「歴史総合」と空襲記録運動の連携◆第38回戦災・空襲記録づくり東海交流会で報告
戦時下の小田原地方を記録する会 矢野 慎一
2022年12月11日、ピースあいちで「第38回戦災・空襲記録づくり東海交流会」が開かれ、私は『「歴史総合」で空襲を学ぶ』と題する報告をおこないました。ここでは、その概要を紹介したいと思います。
「歴史総合」は、2018年に文部科学省が告示した「高等学校学習指導要領」ではじめて設けられた新しい歴史科目で、2022年4月から全国の高等学校で授業が始まっています。「歴史総合」は、これまでの歴史教育が「暗記重視」や「詰め込み式」であり、歴史嫌いの子どもを増やしているという反省から生まれた科目です。そのため現場から、大きな期待をもって迎えられています。
報告する矢野さん
さて、「歴史総合」の理念は次のように整理されています。
① 日本と世界の近現代史(18世紀以降)を「総合」して学ぶ科目。
② さまざまな資料に基づいて、自ら「問い」を立てて考える科目。
③ 現代のできごとを、長い射程と広い視野でとらえる科目。
④ 歴史を、「世界・日本・地域」という重層構造でとらえ、中でも世界(グローバル)と地域(ローカル)のつながりを重視して考える科目。

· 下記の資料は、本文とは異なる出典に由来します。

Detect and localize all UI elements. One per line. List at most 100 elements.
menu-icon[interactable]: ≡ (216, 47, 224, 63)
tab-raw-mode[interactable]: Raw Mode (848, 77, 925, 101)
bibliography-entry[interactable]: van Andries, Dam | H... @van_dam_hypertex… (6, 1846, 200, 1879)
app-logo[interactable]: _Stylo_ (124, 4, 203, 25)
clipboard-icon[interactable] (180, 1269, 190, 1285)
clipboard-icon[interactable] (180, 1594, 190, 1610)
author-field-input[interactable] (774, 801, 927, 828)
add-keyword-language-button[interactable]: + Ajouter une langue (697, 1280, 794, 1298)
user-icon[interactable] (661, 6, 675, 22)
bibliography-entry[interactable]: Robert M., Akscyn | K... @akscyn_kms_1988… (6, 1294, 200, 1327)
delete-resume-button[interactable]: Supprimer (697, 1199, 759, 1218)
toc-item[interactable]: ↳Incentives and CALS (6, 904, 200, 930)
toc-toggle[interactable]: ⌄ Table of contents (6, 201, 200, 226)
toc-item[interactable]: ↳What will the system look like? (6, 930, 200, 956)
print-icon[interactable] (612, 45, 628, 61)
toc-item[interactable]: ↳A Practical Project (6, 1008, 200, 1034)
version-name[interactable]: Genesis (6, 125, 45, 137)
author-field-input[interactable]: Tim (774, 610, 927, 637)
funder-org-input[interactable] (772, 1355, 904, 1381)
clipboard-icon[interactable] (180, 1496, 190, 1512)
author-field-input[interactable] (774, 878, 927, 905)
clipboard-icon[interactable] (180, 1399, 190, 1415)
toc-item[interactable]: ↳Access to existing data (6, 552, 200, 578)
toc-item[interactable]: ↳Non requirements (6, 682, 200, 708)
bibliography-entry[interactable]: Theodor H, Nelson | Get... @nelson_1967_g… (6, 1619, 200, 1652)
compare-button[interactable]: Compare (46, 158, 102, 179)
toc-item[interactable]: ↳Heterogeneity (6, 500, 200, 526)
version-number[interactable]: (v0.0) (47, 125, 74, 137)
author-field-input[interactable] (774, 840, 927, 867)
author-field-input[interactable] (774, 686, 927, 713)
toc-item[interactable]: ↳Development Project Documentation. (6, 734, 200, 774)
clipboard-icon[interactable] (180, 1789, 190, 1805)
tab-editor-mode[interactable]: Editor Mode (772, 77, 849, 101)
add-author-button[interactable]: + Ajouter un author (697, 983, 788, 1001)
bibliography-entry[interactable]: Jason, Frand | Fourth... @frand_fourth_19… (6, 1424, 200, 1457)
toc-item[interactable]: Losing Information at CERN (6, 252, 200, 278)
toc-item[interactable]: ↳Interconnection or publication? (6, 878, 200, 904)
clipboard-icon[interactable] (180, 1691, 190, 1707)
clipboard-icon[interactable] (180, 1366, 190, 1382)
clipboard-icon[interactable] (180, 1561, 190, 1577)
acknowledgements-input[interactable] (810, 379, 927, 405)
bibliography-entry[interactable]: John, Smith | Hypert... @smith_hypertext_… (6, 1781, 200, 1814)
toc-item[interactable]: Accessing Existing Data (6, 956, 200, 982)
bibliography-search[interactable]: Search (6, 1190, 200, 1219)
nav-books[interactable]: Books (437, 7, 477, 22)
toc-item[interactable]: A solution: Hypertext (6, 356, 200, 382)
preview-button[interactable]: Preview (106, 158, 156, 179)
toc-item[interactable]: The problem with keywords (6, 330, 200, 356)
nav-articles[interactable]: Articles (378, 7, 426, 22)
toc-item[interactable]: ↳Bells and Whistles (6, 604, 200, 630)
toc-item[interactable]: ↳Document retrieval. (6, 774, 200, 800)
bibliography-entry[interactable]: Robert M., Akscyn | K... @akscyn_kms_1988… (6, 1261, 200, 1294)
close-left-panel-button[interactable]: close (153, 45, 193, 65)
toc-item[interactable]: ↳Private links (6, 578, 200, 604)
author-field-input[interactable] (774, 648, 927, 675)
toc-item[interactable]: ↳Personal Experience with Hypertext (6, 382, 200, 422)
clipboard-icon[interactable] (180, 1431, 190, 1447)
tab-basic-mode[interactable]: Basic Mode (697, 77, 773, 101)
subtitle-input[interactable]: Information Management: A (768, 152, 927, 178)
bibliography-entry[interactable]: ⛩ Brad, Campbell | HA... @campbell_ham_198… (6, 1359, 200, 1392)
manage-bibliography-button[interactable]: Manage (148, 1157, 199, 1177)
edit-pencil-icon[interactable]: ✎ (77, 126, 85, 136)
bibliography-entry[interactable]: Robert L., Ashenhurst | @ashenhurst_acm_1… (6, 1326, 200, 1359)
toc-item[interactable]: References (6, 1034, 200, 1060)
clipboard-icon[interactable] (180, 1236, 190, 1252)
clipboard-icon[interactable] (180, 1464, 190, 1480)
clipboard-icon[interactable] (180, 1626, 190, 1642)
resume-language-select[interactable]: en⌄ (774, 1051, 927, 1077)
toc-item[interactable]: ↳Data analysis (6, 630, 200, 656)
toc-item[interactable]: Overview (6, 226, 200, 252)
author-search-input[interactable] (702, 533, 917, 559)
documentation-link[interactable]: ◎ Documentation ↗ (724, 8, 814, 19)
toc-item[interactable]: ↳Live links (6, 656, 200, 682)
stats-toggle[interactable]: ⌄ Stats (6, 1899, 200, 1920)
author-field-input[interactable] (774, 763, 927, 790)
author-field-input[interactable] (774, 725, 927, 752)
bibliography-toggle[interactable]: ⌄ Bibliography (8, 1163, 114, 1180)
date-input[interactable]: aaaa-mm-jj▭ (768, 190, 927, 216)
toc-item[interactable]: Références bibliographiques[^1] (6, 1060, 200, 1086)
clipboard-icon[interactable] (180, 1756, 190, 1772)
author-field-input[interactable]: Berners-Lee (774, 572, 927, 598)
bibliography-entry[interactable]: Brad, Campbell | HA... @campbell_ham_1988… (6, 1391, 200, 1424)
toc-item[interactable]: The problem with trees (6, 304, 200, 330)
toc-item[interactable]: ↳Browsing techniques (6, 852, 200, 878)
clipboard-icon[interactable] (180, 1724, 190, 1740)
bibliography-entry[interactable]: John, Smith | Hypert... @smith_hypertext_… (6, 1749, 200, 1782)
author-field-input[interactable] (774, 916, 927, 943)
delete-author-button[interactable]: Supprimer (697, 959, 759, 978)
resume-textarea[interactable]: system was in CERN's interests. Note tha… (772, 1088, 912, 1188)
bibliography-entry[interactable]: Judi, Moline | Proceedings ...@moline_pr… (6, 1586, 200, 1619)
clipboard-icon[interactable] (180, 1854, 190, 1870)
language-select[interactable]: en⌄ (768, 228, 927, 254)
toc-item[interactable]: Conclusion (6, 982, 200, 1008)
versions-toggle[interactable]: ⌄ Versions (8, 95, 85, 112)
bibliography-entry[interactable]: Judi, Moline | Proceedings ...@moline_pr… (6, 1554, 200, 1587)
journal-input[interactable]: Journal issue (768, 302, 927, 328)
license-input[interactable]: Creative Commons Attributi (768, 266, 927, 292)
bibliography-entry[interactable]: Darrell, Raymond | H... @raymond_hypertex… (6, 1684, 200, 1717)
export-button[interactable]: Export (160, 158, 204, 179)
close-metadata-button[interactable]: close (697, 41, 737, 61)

この中で私が重視するのが、②と④の「資料」と「地域」です。「歴史総合」の授業では、従来の講義型の授業(通史学習)と、生徒が自分で調べる学習(主題学習)とを組み合わせたものになります。特に主題学習では、「世界」と「地域」を結びつける「資料」を使用して学ぶことが大切です。なお、ここで「資料」とは、写真・文字資料(公文書、日記、手紙、新聞記事)・地図・グラフなどをさし、また主題学習とは、生徒が主題を設定し、その主題について自ら調べ、まとめ、発表する学習の方法です。
例えば「歴史総合」で第二次世界大戦を学ぶとき、教科書には、「B29」・「東京大空襲」・「艦載機」・「艦砲射撃」・「原子爆弾」といった歴史用語が記されています。これらを主題学習で学ぶには、「地域」とつながりをもつ「資料」が必要になります。これまで空襲記録運動は、それぞれの「地域」の「空襲」を調査・研究し、さまざまな「資料」を収集してきましたが、そうした「資料」こそが、「世界」と「地域」を結びつける「資料」になり得るのです。空襲記録運動が、「空襲」の主題学習に提供できる「資料」には、次のようなものがあります。
◇『空襲・戦災誌』に収録された空襲体験記。
◇空襲で焼き払われた市街地の写真。
◇アメリカ軍が空襲のために準備した地図や航空写真。
◇今も残る爆弾孔や機銃掃射の弾痕、空襲被災樹木。(戦争遺跡)
講義型の授業で「空襲」を先生から教えてもらうのではなく、主題学習で生徒が上のような「資料」をもとに自ら学ぶことで、より深く学ぶことができます。
今回の報告では、私がフィールドとしている神奈川の「資料」を、具体例として紹介しました。
◆アメリカ軍が横浜の空襲に先立って作成した「爆撃中心点」を記入した地図。
この図は、航空写真をもとに作られたリトモザイクとよばれる地図で、5つの「爆撃中心点」が横浜の人口密集地に設定されていることがわかります。
◆1945年8月5日に、アメリカ陸軍が作成した英文の「作戦任務報告書」。
硫黄島から来襲したP51戦闘機が、何を目標としていたかが読みとれます。
◆JR東海道線二宮駅前にある「ガラスのうさぎ」像。
P51戦闘機が、列車や駅を目標として攻撃したことがわかります。
◆1945年8月13日に、アメリカ海軍の艦載機が落とした爆弾の爆弾孔。
後北条氏の小田原城土塁(国史跡)にあり、現在もそのままの姿で残っています。
このような「資料」を学校に提供できるのは、空襲記録運動の他にはありません。ここであげたのはほんの一例で、主題を「戦争」全体に広げれば、もっとたくさんの「資料」があります。学校とパイプがつながっていれば、授業で「資料」を活用してくれるようになるはずです。受け身ではなく、もっともっと学校に空襲記録運動を売り込みましょう。